Woke corner
La retorica dei vincenti
La piena crisi della retorica dell’ascesa: anche Renzi ne paga il prezzo
I risultati delle elezioni europee confermano quanto sostiene da tempo il Prof. Michael Sandel dell’Università di Harvard. La “retorica dell’ascesa” è in piena crisi. Nata come giustificazione alle ingiustizie della globalizzazione, la retorica dell’ascesa si basa su questo presupposto: se tutti hanno le stesse opportunità, chi emergerà grazie al proprio talento e impegno se lo sarà meritato (se non ci riuscirà sarà soltanto colpa sua). Tutti gli ultimi cinquant’anni sono stati costruiti sulla retorica dell’ascesa. Abbiamo detto e ripetuto alle persone che potevano diventare quello che volevano, l’importante era coltivare con impegno il proprio talento.
Moltissimi ci hanno creduto e oggi raccogliamo i cocci di questa promessa non mantenuta. Il Prof. Sandel si spinge oltre e identifica le radici del populismo nel tradimento di questa aspettativa e nel contraccolpo alle discriminazioni e umiliazioni che avvengono sotto la bandiera della promessa meritocratica dell’ascesa sociale. Per lui, gli effetti più evidenti sono la Brexit o le penultime elezioni americane. Hillary Clinton stava con i vincenti e la loro (odiosa) retorica, Trump con gli sconfitti. Basta guardare le “mappe” del voto per notare subito una forte contrapposizione tra i territori che presentano maggiori opportunità (le metropoli) e quelli con minori opportunità (le aree rurali o in contrazione economica). Londra ai tempi della Brexit, ma anche Parigi per le elezioni europee, hanno comportamenti elettorali completamente diversi dal resto del paese. Metropoli che hanno perso la leadership culturale sulla provincia e la connessione emotiva con il resto del paese.

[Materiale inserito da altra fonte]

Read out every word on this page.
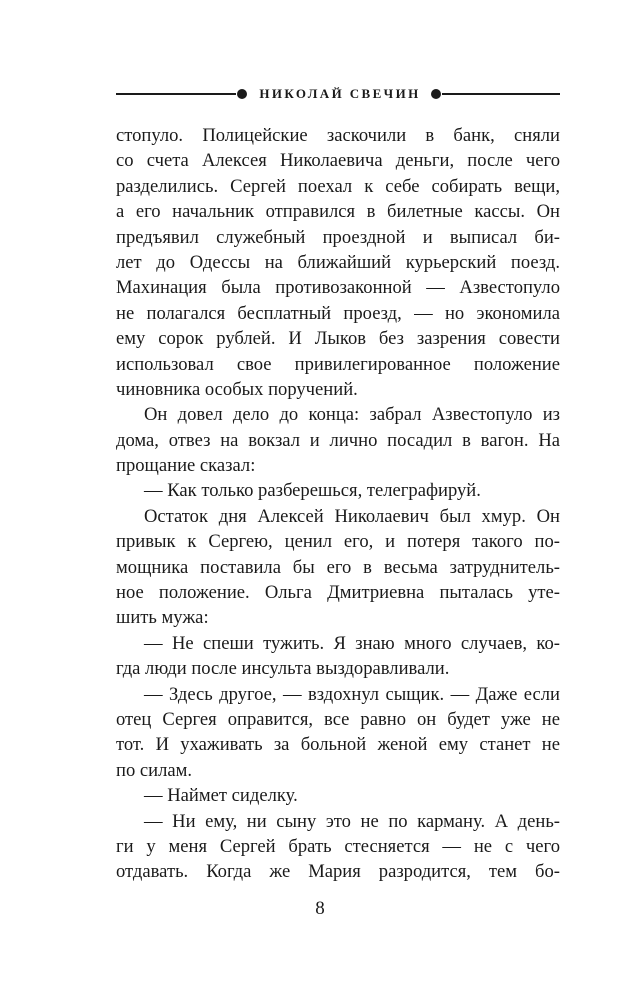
НИКОЛАЙ СВЕЧИН
стопуло. Полицейские заскочили в банк, сняли
со счета Алексея Николаевича деньги, после чего
разделились. Сергей поехал к себе собирать вещи,
а его начальник отправился в билетные кассы. Он
предъявил служебный проездной и выписал би-
лет до Одессы на ближайший курьерский поезд.
Махинация была противозаконной — Азвестопуло
не полагался бесплатный проезд, — но экономила
ему сорок рублей. И Лыков без зазрения совести
использовал свое привилегированное положение
чиновника особых поручений.
Он довел дело до конца: забрал Азвестопуло из
дома, отвез на вокзал и лично посадил в вагон. На
прощание сказал:
— Как только разберешься, телеграфируй.
Остаток дня Алексей Николаевич был хмур. Он
привык к Сергею, ценил его, и потеря такого по-
мощника поставила бы его в весьма затруднитель-
ное положение. Ольга Дмитриевна пыталась уте-
шить мужа:
— Не спеши тужить. Я знаю много случаев, ко-
гда люди после инсульта выздоравливали.
— Здесь другое, — вздохнул сыщик. — Даже если
отец Сергея оправится, все равно он будет уже не
тот. И ухаживать за больной женой ему станет не
по силам.
— Наймет сиделку.
— Ни ему, ни сыну это не по карману. А день-
ги у меня Сергей брать стесняется — не с чего
отдавать. Когда же Мария разродится, тем бо-
8
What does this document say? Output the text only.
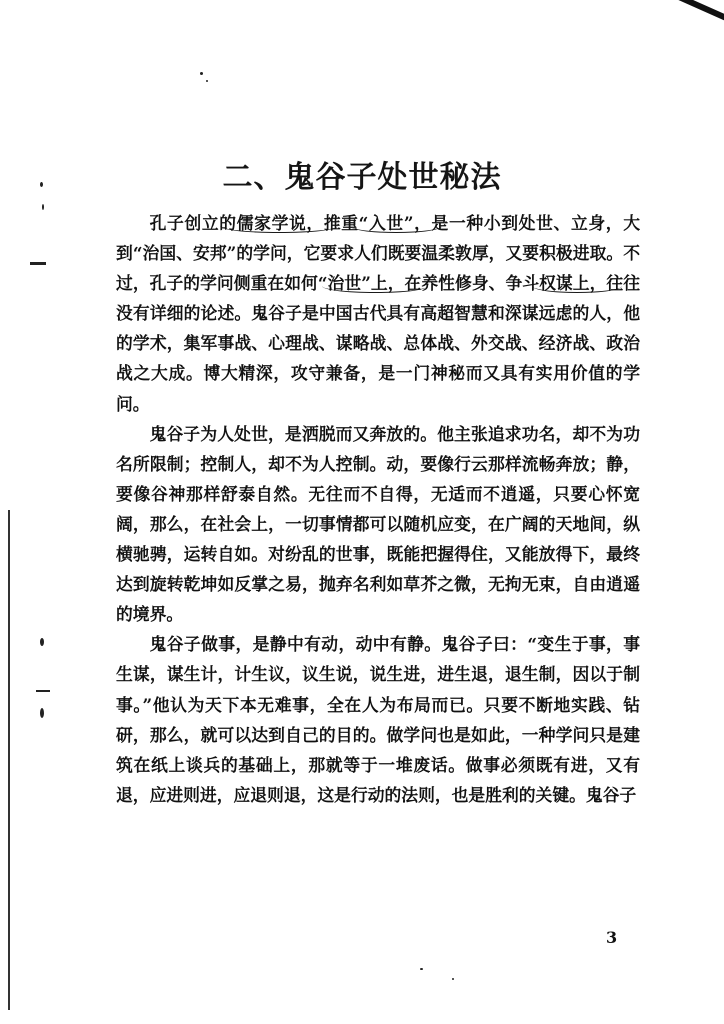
二、鬼谷子处世秘法

孔子创立的儒家学说，推重“入世”，是一种小到处世、立身，大到“治国、安邦”的学问，它要求人们既要温柔敦厚，又要积极进取。不过，孔子的学问侧重在如何“治世”上，在养性修身、争斗权谋上，往往没有详细的论述。鬼谷子是中国古代具有高超智慧和深谋远虑的人，他的学术，集军事战、心理战、谋略战、总体战、外交战、经济战、政治战之大成。博大精深，攻守兼备，是一门神秘而又具有实用价值的学问。

鬼谷子为人处世，是洒脱而又奔放的。他主张追求功名，却不为功名所限制；控制人，却不为人控制。动，要像行云那样流畅奔放；静，要像谷神那样舒泰自然。无往而不自得，无适而不逍遥，只要心怀宽阔，那么，在社会上，一切事情都可以随机应变，在广阔的天地间，纵横驰骋，运转自如。对纷乱的世事，既能把握得住，又能放得下，最终达到旋转乾坤如反掌之易，抛弃名利如草芥之微，无拘无束，自由逍遥的境界。

鬼谷子做事，是静中有动，动中有静。鬼谷子曰：“变生于事，事生谋，谋生计，计生议，议生说，说生进，进生退，退生制，因以于制事。”他认为天下本无难事，全在人为布局而已。只要不断地实践、钻研，那么，就可以达到自己的目的。做学问也是如此，一种学问只是建筑在纸上谈兵的基础上，那就等于一堆废话。做事必须既有进，又有退，应进则进，应退则退，这是行动的法则，也是胜利的关键。鬼谷子

3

La responsabilità delle fake news
Nelle ZTL si continua a credere alla retorica dell’ascesa e al merito. Fuori dalle ZTL non più e cresce la disillusione. L’errore più grande commesso dai sostenitori della retorica dell’ascesa è stato quello di bollare come “populiste” le posizioni alternative, senza mai sforzarsi di comprenderne le istanze. Indubbiamente, le fake news hanno avuto la loro responsabilità, ma limitarsi a etichettarne le vittime come dei creduloni, senza interrogarsi su quali fossero le ragioni e le emozioni che le portavano ad attecchire è stato un ulteriore sbaglio. Forse anche Renzi ha pagato il prezzo di aver sostenuto la retorica dell’ascesa e non aver colto che gli attacchi, basati su fake news, al suo governo, fossero la reazione emotiva a quella retorica. Erano i primi segnali che gli “sconfitti” iniziavano a chiedere un nuovo paradigma.
La generazione tradita
La Generazione X (tra i 44 e i 59 anni) è quella che si sente più tradita e sceglie, nell’urna, chi non li colpevolizza ma che punta il dito sugli aspetti di contesto, liberandoli dal peso (forse eccessivo) delle responsabilità. Cresciuti guardando alla Tv “Giochi senza frontiere” e sognando d’estate un viaggio Interrail, hanno collezionato titoli e master da scrivere su Cv inviati a centinaia di e-mail senza mai ricevere una risposta. Sono la generazione tradita perché confrontandosi con i propri genitori si accorgono di stare peggio e di avere meno, nonostante si siano impegnati decisamente di più. La retorica dei vincenti piace solo a chi ha vinto nella vita e allontana tutti gli altri (che sono evidentemente la maggioranza). Probabilmente, alle prossime elezioni vincerà solo chi saprà intercettare le emozioni e le ragioni degli sconfitti.